Quantum Walks of SU(2)_k Anyons on a Ladder

TL;DR

This paper investigates the dynamics of SU(2)_k anyons using a quantum walk model on a ladder, revealing how braiding interactions influence spreading velocities and probability distributions, with implications for understanding non-Abelian anyon behavior.

Contribution

It introduces a simplified quantum walk model for anyons that accounts for braiding effects and fusion degrees of freedom, enabling longer simulations and analysis of spreading behaviors.

Findings

Abelian anyons exhibit ballistic spreading similar to trivial particles.

Non-Abelian anyons show linearly increasing spreading velocity over time.

The probability distribution for the k=2 case matches a classical unbiased random walk.

Abstract

We study the effects of braiding interactions on single anyon dynamics using a quantum walk model on a quasi-1-dimensional ladder filled with stationary anyons. The model includes loss of information of the coin and nonlocal fusion degrees of freedom on every second time step, such that the entanglement between the position states and the exponentially growing auxiliary degrees of freedom is lost.
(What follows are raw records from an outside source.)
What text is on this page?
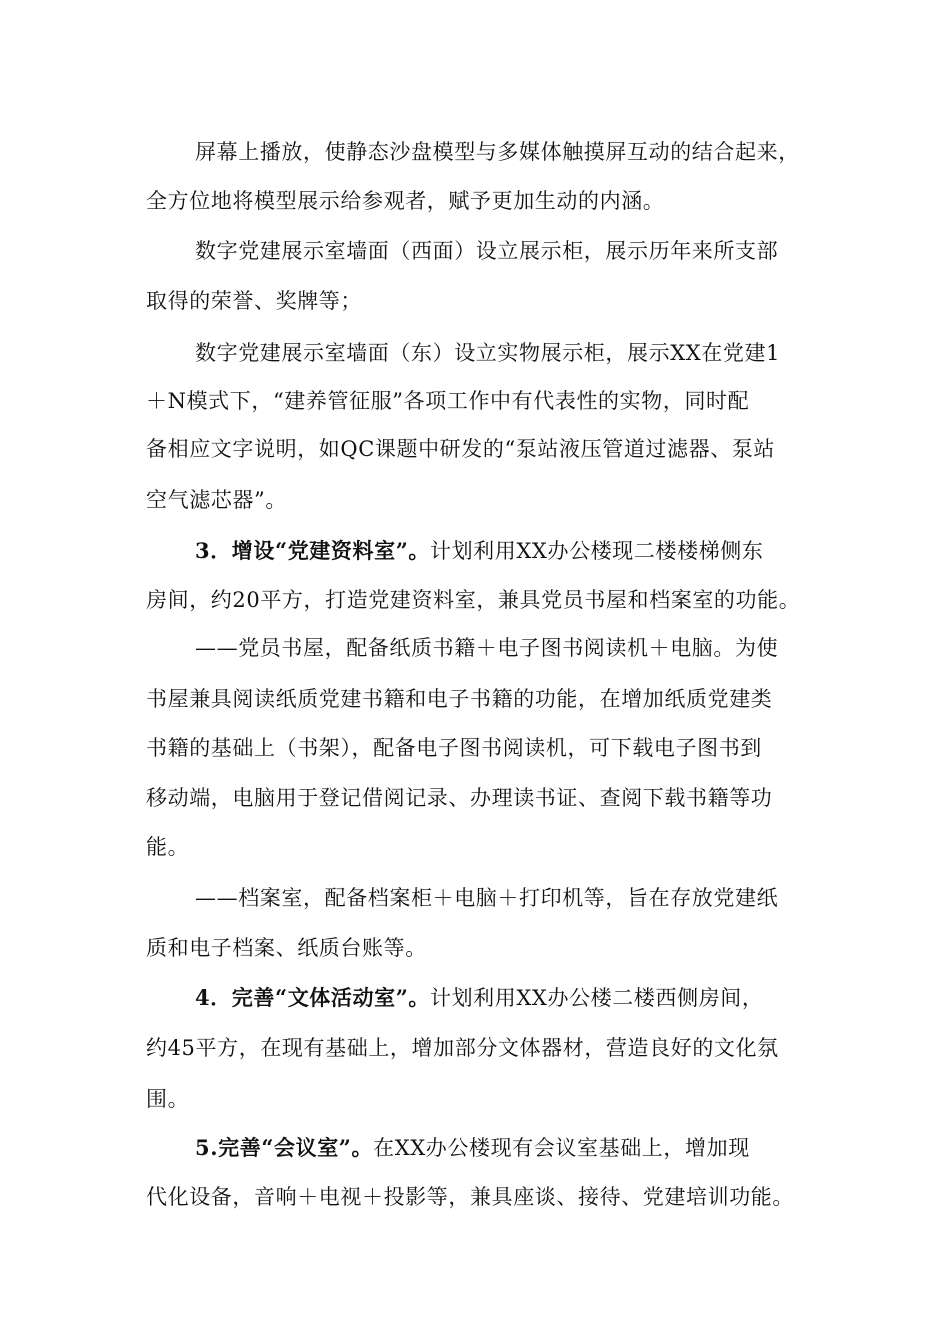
屏幕上播放，使静态沙盘模型与多媒体触摸屏互动的结合起来，
全方位地将模型展示给参观者，赋予更加生动的内涵。
数字党建展示室墙面（西面）设立展示柜，展示历年来所支部
取得的荣誉、奖牌等；
数字党建展示室墙面（东）设立实物展示柜，展示XX在党建1
＋N模式下，“建养管征服”各项工作中有代表性的实物，同时配
备相应文字说明，如QC课题中研发的“泵站液压管道过滤器、泵站
空气滤芯器”。
3．增设“党建资料室”。计划利用XX办公楼现二楼楼梯侧东
房间，约20平方，打造党建资料室，兼具党员书屋和档案室的功能。
——党员书屋，配备纸质书籍＋电子图书阅读机＋电脑。为使
书屋兼具阅读纸质党建书籍和电子书籍的功能，在增加纸质党建类
书籍的基础上（书架），配备电子图书阅读机，可下载电子图书到
移动端，电脑用于登记借阅记录、办理读书证、查阅下载书籍等功
能。
——档案室，配备档案柜＋电脑＋打印机等，旨在存放党建纸
质和电子档案、纸质台账等。
4．完善“文体活动室”。计划利用XX办公楼二楼西侧房间，
约45平方，在现有基础上，增加部分文体器材，营造良好的文化氛
围。
5.完善“会议室”。在XX办公楼现有会议室基础上，增加现
代化设备，音响＋电视＋投影等，兼具座谈、接待、党建培训功能。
The computational complexity of numerical calculations reduces drastically from the fully coherent anyonic quantum walk model, allowing for relatively long simulations for anyons which are spin-1/2 irreps of SU(2)_k Chern-Simons theory. We find that for Abelian anyons, the walk retains the ballistic spreading velocity just like particles with trivial braiding statistics. For non-Abelian anyons, the numerical results indicate that the spreading velocity is linearly dependent on the number of time steps. By approximating the Kraus generators of the time evolution map by circulant matrices, it is shown that the spatial probability distribution for the k=2 walk, corresponding to Ising model anyons, is equal to the classical unbiased random walk distribution.